A new study jointly conducted by information platform Crunchbase, social-impact venture Him For Her, and the Kellogg School of Management confirms that, indeed, there is still much more work to be done — especially when data from private start-ups are analyzed, too.
Using the Crunchbase database, we analyzed the boards of 200 of the most heavily funded U.S.-based, private, venture-backed companies — organizations that had about $100 million in total funding each or were valued above $500 million dollars. We chose these companies because they play an outsize role in driving innovation and represent the public companies of the future.
Our findings show that the boards of elite private firms are incredibly homogenous. Women held just over 7% of board seats in our study. But most strikingly, roughly 60% of the businesses in our sample did not have a single female board member. In comparison, none of the boards of the S&P 500 companies are all-male.
Among the minority of boards that had female members, the most common number of women on private-company boards was one. This is troubling because research suggests that, when it comes to gender, there is strength in numbers: Boards typically need three women to fully capture the economic returns to board diversity. Less than 2% of companies in our sample fit this criterion.
We also found gender differences in type of board seats held. We classified board seats into three categories: executive directors (CEOs, cofounders, management team members; 24% of seats in our study); investor directors (56% of seats); and independent directors (20% of seats).

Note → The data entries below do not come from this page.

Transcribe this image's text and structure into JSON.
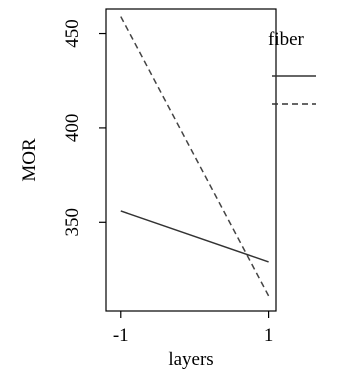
{
  "chart_data": {
    "type": "line",
    "title": "",
    "xlabel": "layers",
    "ylabel": "MOR",
    "x": [
      -1,
      1
    ],
    "x_ticks": [
      "-1",
      "1"
    ],
    "y_ticks": [
      350,
      400,
      450
    ],
    "xlim": [
      -1.2,
      1.1
    ],
    "ylim": [
      303,
      463
    ],
    "grid": false,
    "legend": {
      "title": "fiber",
      "placement": "right",
      "entries": [
        {
          "label": "",
          "style": "solid"
        },
        {
          "label": "",
          "style": "dashed"
        }
      ]
    },
    "series": [
      {
        "style": "solid",
        "values": [
          356,
          329
        ],
        "color": "#333333"
      },
      {
        "style": "dashed",
        "values": [
          459,
          311
        ],
        "color": "#444444"
      }
    ]
  }
}
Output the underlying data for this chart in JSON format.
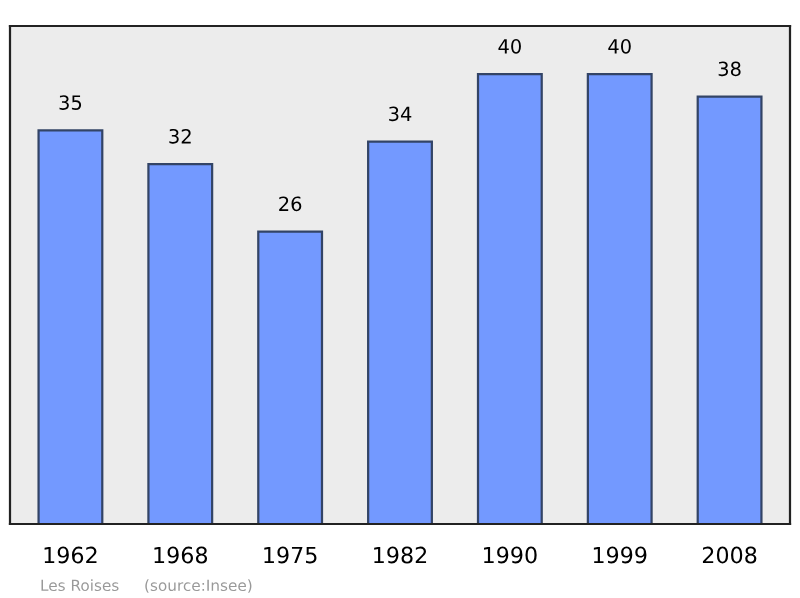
{
  "chart_data": {
    "type": "bar",
    "categories": [
      "1962",
      "1968",
      "1975",
      "1982",
      "1990",
      "1999",
      "2008"
    ],
    "values": [
      35,
      32,
      26,
      34,
      40,
      40,
      38
    ],
    "color": "#7399ff",
    "data_labels": true,
    "grid": false,
    "legend": false,
    "annotations": [
      "Les Roises",
      "(source:Insee)"
    ]
  }
}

Not surprisingly, given systematic gender biases in funding for new ventures and the under-representation of women in the venture capital industry, women were least represented among executive directors (4%) and investor directors (5%). But the numbers trend even lower than one would expect given this very skewed pipeline. Women represent 10% of VC partners overall, but private-company female investment directors are outnumbered about 20-to-1 by men, double the expected rate.
Women were most likely to fill independent director seats, though they were still under-represented in these seats (19%) compared to men. A full half the women in our sample occupied such roles. While more research is needed to understand why female board members are concentrated among independents, our conversations with executives revealed that when companies search for independent members, they often look for individuals who provide novel backgrounds, skills, or outside perspectives and can round out the overall expertise of the board. This seems to be a role where executives intentionally seek out difference, including by gender.
Broadly, we suspect that the dearth of women on private company boards may be driven by reduced accountability pressures faced by these companies, greater reliance or personal and professional networks in board member recruitment, and increased emphasis on prior board or CEO experience, all of which tilt competition for seats towards men.
The largest is that private firms have a lot of work to do toward improving board diversity, given how much they lag behind their public counterparts in this area.